Alexandre désirant sauver ce héros, lui députe l’Indien Taxile. Celui-ci ayant poussé son cheval sans trop s’approcher de l’éléphant de Porus, lui crie d’arrêter et d’accueillir l’offre d’Alexandre, auquel il ne peut plus échapper. Mais Porus à la vue de Taxile, son ancien ennemi, saisissant un trait, allait le percer, si celui-ci ne l’eût évité par la vitesse de sa fuite.

Alexandre, loin d’en être plus irrité contre Porus, lui détache de nouveaux envoyés, parmi lesquels se trouvait l’Indien Méroë, ancien ami de Porus. Ce dernier l’écoute ; pressé par une soif ardente, il descend de son éléphant, et après s’être rafraîchi, consent à se rendre près d’Alexandre.

Ce prince à son approche sort des rangs, et vient à sa rencontre accompagné de quelques Hétaires. Il s’arrête, il contemple la noblesse de ses traits, la hauteur de sa taille qui s’élevait à plus de cinq coudées. Porus s’approche avec une contenance assurée ; sa physionomie n’est point abattue par sa disgrâce ; héros, il vient trouver un héros ; prince, il a défendu contre un autre ses États. Alors Alexandre : « Comment prétendez-vous que je vous traite ? — En roi. — Je le ferai pour moi-même ; à présent que puis-je faire pour vous ? parlez. — J’ai tout dit ? — Je vous rends le pouvoir et votre royaume, et j’y ajouterai encore. »

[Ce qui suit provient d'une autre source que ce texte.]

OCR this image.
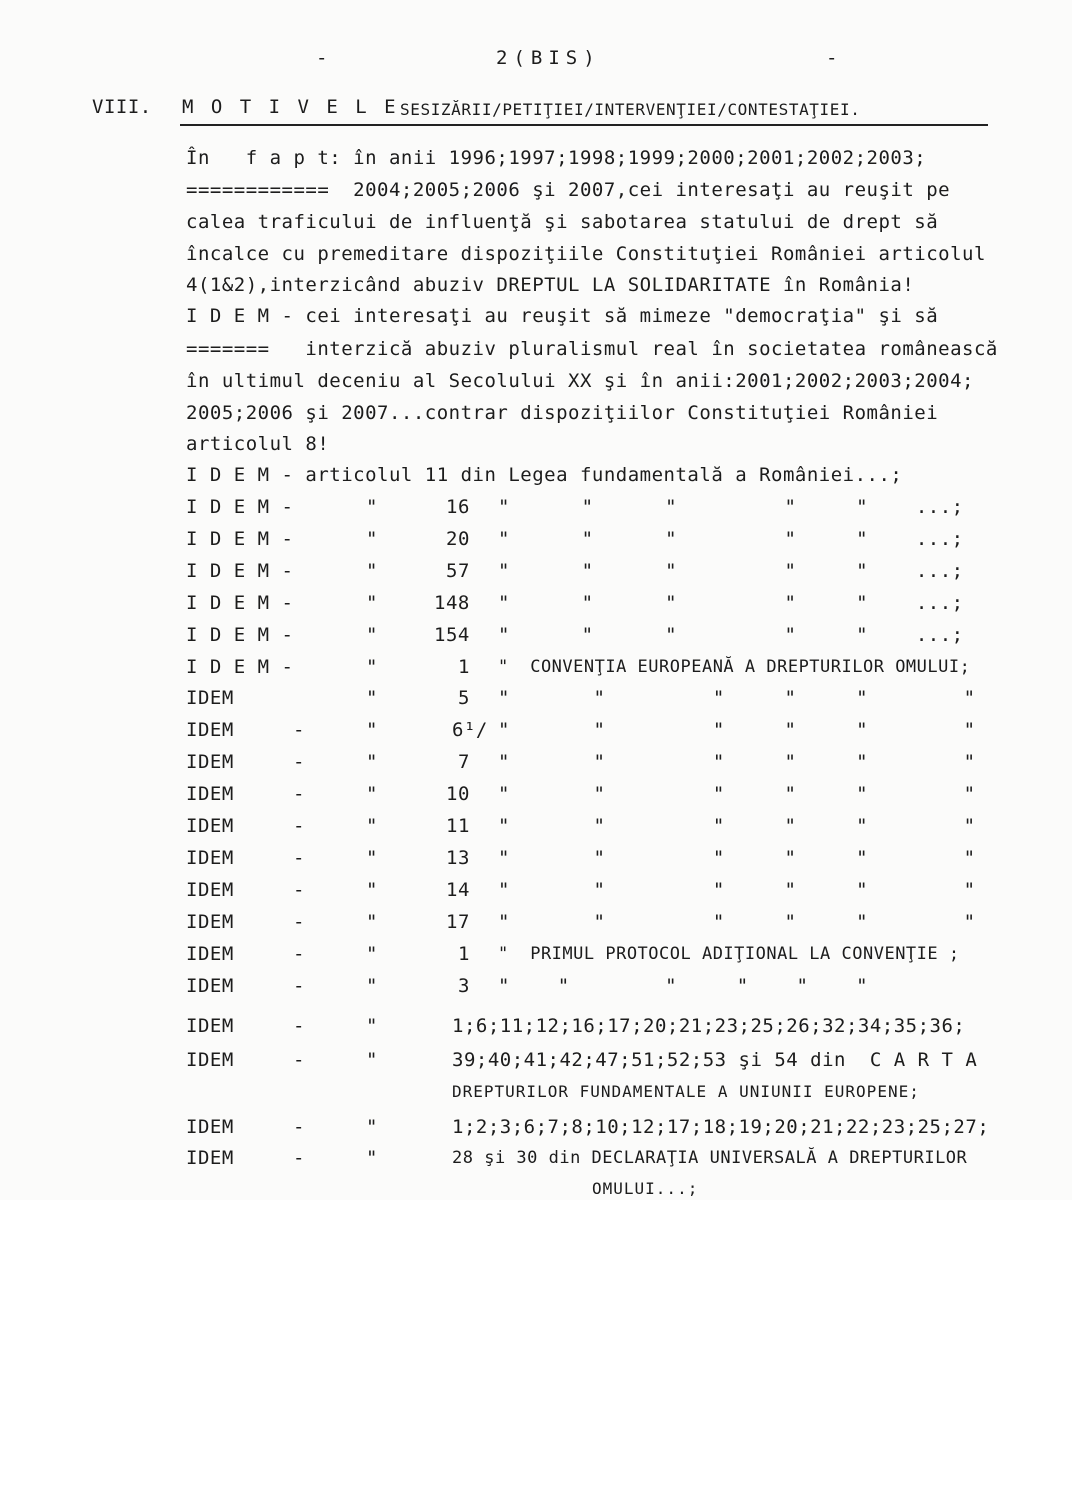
-	2(BIS)	-
VIII. M O T I V E L E SESIZĂRII/PETIŢIEI/INTERVENŢIEI/CONTESTAŢIEI.
În   f a p t: în anii 1996;1997;1998;1999;2000;2001;2002;2003;
============  2004;2005;2006 şi 2007,cei interesaţi au reuşit pe
calea traficului de influenţă şi sabotarea statului de drept să
încalce cu premeditare dispoziţiile Constituţiei României articolul
4(1&2),interzicând abuziv DREPTUL LA SOLIDARITATE în România!
I D E M - cei interesaţi au reuşit să mimeze "democraţia" şi să
=======   interzică abuziv pluralismul real în societatea românească
în ultimul deceniu al Secolului XX şi în anii:2001;2002;2003;2004;
2005;2006 şi 2007...contrar dispoziţiilor Constituţiei României
articolul 8!
I D E M - articolul 11 din Legea fundamentală a României...;
I D E M -	"	16 "      "      "         "     "    ...;
I D E M -	"	20 "      "      "         "     "    ...;
I D E M -	"	57 "      "      "         "     "    ...;
I D E M -	"	148 "      "      "         "     "    ...;
I D E M -	"	154 "      "      "         "     "    ...;
I D E M -	"	1 "  CONVENŢIA EUROPEANĂ A DREPTURILOR OMULUI;
IDEM	"	5 "       "         "     "     "        "
IDEM	-	"	6¹/ "       "         "     "     "        "
IDEM	-	"	7 "       "         "     "     "        "
IDEM	-	"	10 "       "         "     "     "        "
IDEM	-	"	11 "       "         "     "     "        "
IDEM	-	"	13 "       "         "     "     "        "
IDEM	-	"	14 "       "         "     "     "        "
IDEM	-	"	17 "       "         "     "     "        "
IDEM	-	"	1 "  PRIMUL PROTOCOL ADIŢIONAL LA CONVENŢIE ;
IDEM	-	"	3 "    "        "     "    "    "
IDEM	-	"	1;6;11;12;16;17;20;21;23;25;26;32;34;35;36;
IDEM	-	"	39;40;41;42;47;51;52;53 şi 54 din  C A R T A
DREPTURILOR FUNDAMENTALE A UNIUNII EUROPENE;
IDEM	-	"	1;2;3;6;7;8;10;12;17;18;19;20;21;22;23;25;27;
IDEM	-	"	28 şi 30 din DECLARAŢIA UNIVERSALĂ A DREPTURILOR
OMULUI...;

C’est ainsi qu’il traita en roi un prince généreux qui fut dans la suite son ami le plus fidèle.

Ces événemens eurent lieu au mois de munichion, Hégémon étant Archonte à Athènes.

Chap. 5. Alexandre bâtit deux villes, l’une à l’endroit où il avait passé le fleuve, et l’autre sur le champ de bataille. Il donna à la dernière le nom de Nicée, et celui de Bucéphalie à la première, en mémoire du coursier qu’il montait.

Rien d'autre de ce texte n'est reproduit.